Mevis, from Plymouth, Indiana, first worked in Nashville in 1971 for Loretta Lynn’s publishing company Coal Miner’s Music. He went on to work for ABC and MCA Records and was president of Pride’s publishing firm Pride Music Group in the 1980s. An early Top 10 country songwriting co-write came with Jim Ed Brown’s “If The World Ran Out Of Love Tonight” in 1978.
He was the producer of both of Strait’s first two albums after his signing for MCA, 1981’s Strait Country and the 1982 follow-up Strait From The Heart. He laid the path for the artist to record Dean Dillon and Frank Dycus’ song “Unwound” after he heard it via Mevis’ own publisher Tom Collins, who sent it to George’s new manager of the time, Erv Woolsey. It became Strait’s breakthrough hit, reaching No.6 on the country chart and establishing an enduring writing association with Dillon.

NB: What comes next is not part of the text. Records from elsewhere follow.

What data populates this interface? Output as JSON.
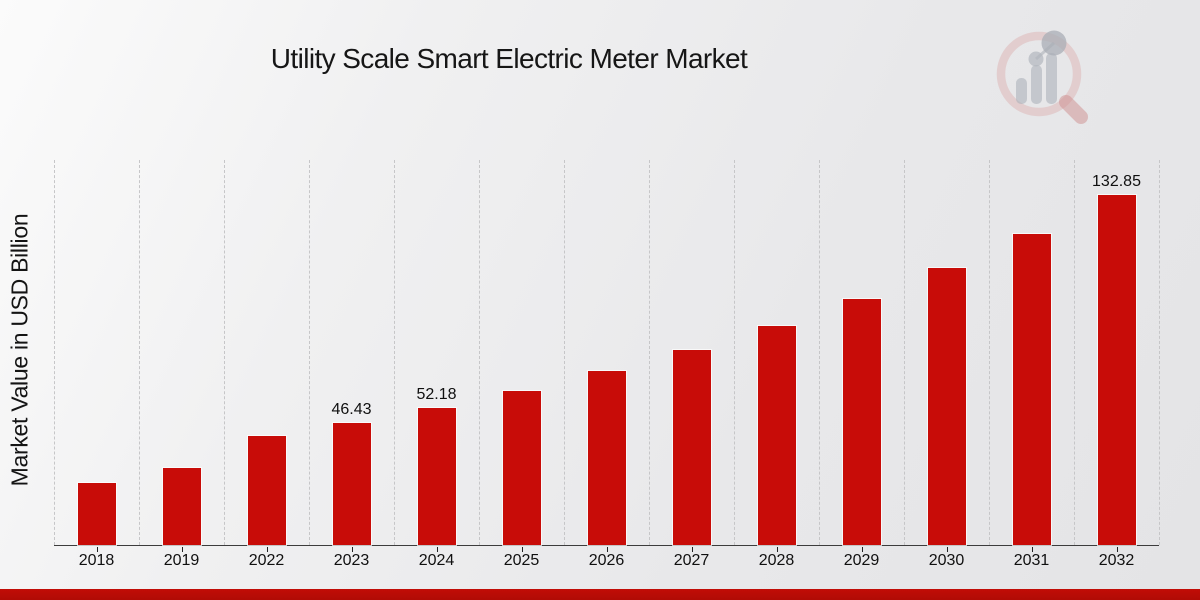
{
  "page": {
    "title": "Utility Scale Smart Electric Meter Market",
    "ylabel": "Market Value in USD Billion",
    "accent_red": "#c80c08",
    "footer_strip_color": "#b70c06",
    "logo_icon": "magnifier-bar-chart-watermark-icon"
  },
  "chart_data": {
    "type": "bar",
    "title": "Utility Scale Smart Electric Meter Market",
    "xlabel": "",
    "ylabel": "Market Value in USD Billion",
    "categories": [
      "2018",
      "2019",
      "2022",
      "2023",
      "2024",
      "2025",
      "2026",
      "2027",
      "2028",
      "2029",
      "2030",
      "2031",
      "2032"
    ],
    "series": [
      {
        "name": "Market Value in USD Billion",
        "values": [
          23.5,
          29.2,
          41.3,
          46.43,
          52.18,
          58.6,
          65.9,
          74.1,
          83.2,
          93.5,
          105.1,
          118.1,
          132.85
        ]
      }
    ],
    "data_labels": [
      "",
      "",
      "",
      "46.43",
      "52.18",
      "",
      "",
      "",
      "",
      "",
      "",
      "",
      "132.85"
    ],
    "bar_color": "#c80c08",
    "ylim": [
      0,
      146.5
    ],
    "grid": "vertical-dashed",
    "legend_position": "none"
  }
}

The song became the opening track on Strait Country, on which Mevis co-wrote two songs, including the subsequent No.3 country hit with David Wills, “If You’re Thinking You Want a Stranger (There’s One Coming Home).” On Strait From The Heart, he not only served again as producer but co-wrote three songs including, with Byron Hill, the star’s first No.1, “Fool Hearted Memory.”
Mevis also produced Keith Whitley, Vern Gosdin, the Kendalls and others, and his other major singles as a co-writer included Pride’s final country No.1, 1983’s “Night Games,” and Joe Nichols’ 2003 chart-topper “Brokenheartsville.”